CH3COOH(aq) + OH–(aq) → CH3COO–(aq) + H2O(l) | ||||
S (Start) | 0.002500 | 0.003750 | 0 | – |
C (Change) | -0.002500 | -0.002500 | +0.002500 | – |
F (Finish) | 0 | 0.001250 | 0.002500 | – |
The last step is to ask ourselves “What’s left in the beaker?” We have both excess strong base and the conjugate weak base. We can use a very accurate approximation here to make solving for the pH much easier. The excess strong base will affect the pH much, MUCH more than the leftover conjugate weak base. So we will approximate the pH by the strong base alone by first calculating the concentration of the [OH–].
[OH–] = [latex]\frac{0.001250\ moles\ OH^{-}}{0.06250\ L}[/latex] = 0.0200 M OH–
pOH = -log[OH–] = -log(0.0200) = 1.70
pH = 14.00 – pOH = 14.00 – 1.70 = 12.30
Note that this result is the same as for the strong acid-strong base titration example provided earlier in this chapter, since the amount of the strong base added moves the solution past the equivalence point.
Check Your Learning
Calculate the pH for the weak acid/strong base titration between 50.0 mL of 0.100 M HCOOH(aq) (formic acid) and 0.200 M NaOH (titrant) at the listed volumes of added base: 0.00 mL, 15.0 mL, 25.0 mL, and 30.0 mL. (Ka HCOOC is 3.0 × 10-4)
Answer:
0.00 mL, pH = 2.26; 15.0 mL, pH = 3.70; 25.00 mL, pH= 8.17; 30.0 mL, pH = 12.097
Flow Chart for Acid & Base Problems
Solving for concentrations and pH values in acid/base reactions can seem confusing how to approach at first. However, there are four primary scenarios that you will encounter, shown in Figure 1 below.
- The first scenario is in green, when you only have a weak acid or a weak base in water. We encounter these problems earlier this semester when studying acids and bases. Since both reactants are weak and do not dissociate 100%, the first step will be to write out the correct reaction and set up an ICE table.

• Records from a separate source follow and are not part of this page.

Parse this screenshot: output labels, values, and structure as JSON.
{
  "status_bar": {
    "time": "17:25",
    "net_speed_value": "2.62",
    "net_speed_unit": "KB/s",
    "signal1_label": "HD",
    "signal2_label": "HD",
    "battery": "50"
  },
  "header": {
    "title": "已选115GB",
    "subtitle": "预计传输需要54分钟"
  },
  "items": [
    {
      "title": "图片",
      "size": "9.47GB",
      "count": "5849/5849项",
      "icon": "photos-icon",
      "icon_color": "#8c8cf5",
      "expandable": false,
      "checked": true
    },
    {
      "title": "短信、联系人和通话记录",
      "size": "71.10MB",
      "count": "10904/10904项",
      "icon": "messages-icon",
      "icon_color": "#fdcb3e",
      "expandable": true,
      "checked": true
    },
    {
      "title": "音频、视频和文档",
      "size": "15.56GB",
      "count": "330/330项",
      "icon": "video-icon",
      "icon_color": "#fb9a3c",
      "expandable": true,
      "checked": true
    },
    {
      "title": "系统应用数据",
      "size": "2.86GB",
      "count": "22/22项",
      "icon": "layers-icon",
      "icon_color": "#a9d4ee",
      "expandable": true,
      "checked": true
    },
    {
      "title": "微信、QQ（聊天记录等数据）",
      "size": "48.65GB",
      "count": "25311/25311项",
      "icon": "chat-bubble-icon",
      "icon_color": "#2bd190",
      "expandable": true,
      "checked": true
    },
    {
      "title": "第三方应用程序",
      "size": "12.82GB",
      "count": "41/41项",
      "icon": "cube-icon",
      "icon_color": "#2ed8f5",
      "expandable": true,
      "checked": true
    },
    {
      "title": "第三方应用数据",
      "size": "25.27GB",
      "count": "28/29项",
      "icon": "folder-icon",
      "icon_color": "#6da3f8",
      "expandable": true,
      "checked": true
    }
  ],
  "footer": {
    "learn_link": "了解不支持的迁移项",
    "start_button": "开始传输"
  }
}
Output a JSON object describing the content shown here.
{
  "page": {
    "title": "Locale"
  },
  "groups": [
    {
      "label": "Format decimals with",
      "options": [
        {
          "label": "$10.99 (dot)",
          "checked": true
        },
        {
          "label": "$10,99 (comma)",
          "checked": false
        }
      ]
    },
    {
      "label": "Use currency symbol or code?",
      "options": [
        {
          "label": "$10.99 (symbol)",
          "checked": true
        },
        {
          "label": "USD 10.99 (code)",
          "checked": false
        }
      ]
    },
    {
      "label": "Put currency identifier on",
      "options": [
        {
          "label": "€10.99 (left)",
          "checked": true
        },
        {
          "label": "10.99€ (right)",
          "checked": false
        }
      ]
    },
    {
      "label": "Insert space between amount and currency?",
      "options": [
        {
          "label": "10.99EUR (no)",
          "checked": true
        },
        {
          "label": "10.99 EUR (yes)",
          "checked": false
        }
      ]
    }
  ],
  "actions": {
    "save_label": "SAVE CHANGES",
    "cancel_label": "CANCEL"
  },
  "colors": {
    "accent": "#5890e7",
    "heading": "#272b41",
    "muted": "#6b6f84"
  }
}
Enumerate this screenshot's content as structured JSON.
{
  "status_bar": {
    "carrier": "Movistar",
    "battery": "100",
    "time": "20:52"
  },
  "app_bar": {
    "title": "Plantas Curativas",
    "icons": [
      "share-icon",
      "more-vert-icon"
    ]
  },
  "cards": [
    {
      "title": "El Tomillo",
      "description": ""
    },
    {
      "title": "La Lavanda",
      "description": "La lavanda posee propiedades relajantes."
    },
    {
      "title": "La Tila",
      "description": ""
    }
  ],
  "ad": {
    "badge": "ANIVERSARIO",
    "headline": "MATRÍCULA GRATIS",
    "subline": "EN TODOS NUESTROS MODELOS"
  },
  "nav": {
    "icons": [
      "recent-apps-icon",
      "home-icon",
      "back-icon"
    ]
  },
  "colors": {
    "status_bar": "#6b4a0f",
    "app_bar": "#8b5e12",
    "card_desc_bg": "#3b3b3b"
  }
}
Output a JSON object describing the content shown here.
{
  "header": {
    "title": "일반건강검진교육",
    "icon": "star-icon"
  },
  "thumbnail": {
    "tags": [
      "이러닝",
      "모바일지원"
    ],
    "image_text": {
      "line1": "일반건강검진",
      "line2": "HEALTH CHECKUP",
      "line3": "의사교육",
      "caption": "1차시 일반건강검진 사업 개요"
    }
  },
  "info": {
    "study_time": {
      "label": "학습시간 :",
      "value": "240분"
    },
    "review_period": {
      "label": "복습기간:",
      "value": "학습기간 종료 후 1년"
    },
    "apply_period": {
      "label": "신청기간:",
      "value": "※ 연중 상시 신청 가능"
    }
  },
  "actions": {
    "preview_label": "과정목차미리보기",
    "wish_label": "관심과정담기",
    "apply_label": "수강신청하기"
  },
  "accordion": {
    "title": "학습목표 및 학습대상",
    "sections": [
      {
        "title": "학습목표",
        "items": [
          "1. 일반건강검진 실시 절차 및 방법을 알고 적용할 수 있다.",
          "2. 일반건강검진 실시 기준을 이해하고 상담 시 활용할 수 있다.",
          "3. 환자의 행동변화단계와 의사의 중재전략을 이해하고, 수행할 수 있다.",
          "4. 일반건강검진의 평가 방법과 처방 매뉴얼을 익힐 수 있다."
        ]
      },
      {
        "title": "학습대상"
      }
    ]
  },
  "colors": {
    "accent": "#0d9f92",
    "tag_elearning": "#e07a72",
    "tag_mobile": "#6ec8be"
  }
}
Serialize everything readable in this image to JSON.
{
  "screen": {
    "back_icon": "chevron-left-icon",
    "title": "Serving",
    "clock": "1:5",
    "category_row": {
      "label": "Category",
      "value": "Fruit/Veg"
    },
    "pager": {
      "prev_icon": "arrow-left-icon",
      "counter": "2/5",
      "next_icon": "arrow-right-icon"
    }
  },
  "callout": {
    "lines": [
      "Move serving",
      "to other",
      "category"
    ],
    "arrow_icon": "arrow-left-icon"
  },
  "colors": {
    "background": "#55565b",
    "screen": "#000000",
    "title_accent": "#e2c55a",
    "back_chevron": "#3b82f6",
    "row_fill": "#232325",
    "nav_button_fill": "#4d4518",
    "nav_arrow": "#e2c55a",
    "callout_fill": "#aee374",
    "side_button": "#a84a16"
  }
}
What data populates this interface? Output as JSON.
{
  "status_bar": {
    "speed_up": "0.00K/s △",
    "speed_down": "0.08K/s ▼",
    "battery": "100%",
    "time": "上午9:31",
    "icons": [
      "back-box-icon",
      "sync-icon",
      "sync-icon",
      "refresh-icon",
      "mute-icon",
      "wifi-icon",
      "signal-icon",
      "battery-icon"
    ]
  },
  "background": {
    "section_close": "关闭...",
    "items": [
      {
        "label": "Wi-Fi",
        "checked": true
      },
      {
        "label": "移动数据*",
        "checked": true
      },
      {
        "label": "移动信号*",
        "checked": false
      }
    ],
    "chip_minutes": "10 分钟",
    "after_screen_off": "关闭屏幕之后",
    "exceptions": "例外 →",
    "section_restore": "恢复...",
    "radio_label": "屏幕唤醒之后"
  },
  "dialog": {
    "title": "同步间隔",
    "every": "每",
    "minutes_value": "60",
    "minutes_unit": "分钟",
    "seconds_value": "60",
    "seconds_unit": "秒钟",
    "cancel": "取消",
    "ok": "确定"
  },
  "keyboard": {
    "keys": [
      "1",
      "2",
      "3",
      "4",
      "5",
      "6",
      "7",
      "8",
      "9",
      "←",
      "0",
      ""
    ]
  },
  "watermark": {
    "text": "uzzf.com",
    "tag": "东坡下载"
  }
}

- The second scenario is in red, when you only have a strong acid or a strong base in water. We also encountered these types of problems earlier this semester when studying acids and bases.
- The third scenario is in blue, when you have both an acid and a base reacting and one or both of them is strong. These are a typical titration problem and will require the most work of the four scenarios as there is always a second step to finish the problem.
- Once you have fully reacted the acid and base, you must look at “F” in your SCF table to determine what is left in your beaker. There are three possible outcomes, which just happen to be the three other scenarios in the flow chart!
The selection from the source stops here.